Linking to /help in JavaScript

To link to the documentation from a JavaScript or a Vue component, use the helpPagePath function from help_page_helper.js:

import { helpPagePath } from '~/helpers/help_page_helper';

helpPagePath('user/permissions', { anchor: 'anchor-link' })
// evaluates to '/help/user/permissions#anchor-link' for GitLab.com

This is preferred over static paths, as the helper also works on instances installed under a relative URL.

Linking to /help in Ruby

To link to the documentation from within Ruby code, use the following code block as a guide, ensuring all link text is inside _() so it can be translated:

docs_link = link_to _('Learn more.'), help_page_url('user/permissions', anchor: 'anchor-link'), target: '_blank', rel: 'noopener noreferrer'
safe_format(_('This is a text describing the option/feature in a sentence. %{docs_link}'), docs_link: docs_link)
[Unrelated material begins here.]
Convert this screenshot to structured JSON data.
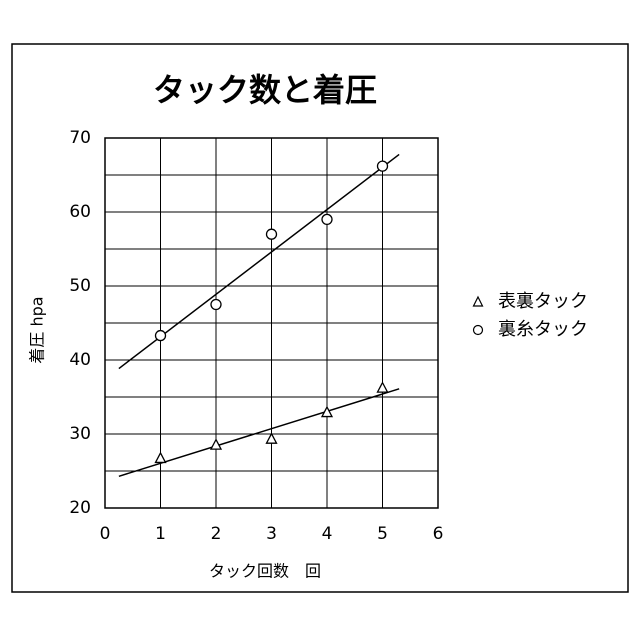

In cases where you need to generate a link from outside of views/helpers, where the link_to and help_page_url methods are not available, use the following code block as a guide where the methods are fully qualified:

docs_link = ActionController::Base.helpers.link_to _('Learn more.'), Rails.application.routes.url_helpers.help_page_url('user/permissions', anchor: 'anchor-link'), target: '_blank', rel: 'noopener noreferrer'
safe_format(_('This is a text describing the option/feature in a sentence. %{docs_link}'), docs_link: docs_link)

Do not use include ActionView::Helpers::UrlHelper just to make the link_to method available as you might see in some existing code. Read more in issue 340567.

/help tests

Several RSpec tests are run to ensure GitLab documentation renders and works correctly. In particular, that main docs landing page works correctly from /help. For example, GitLab.com’s /help.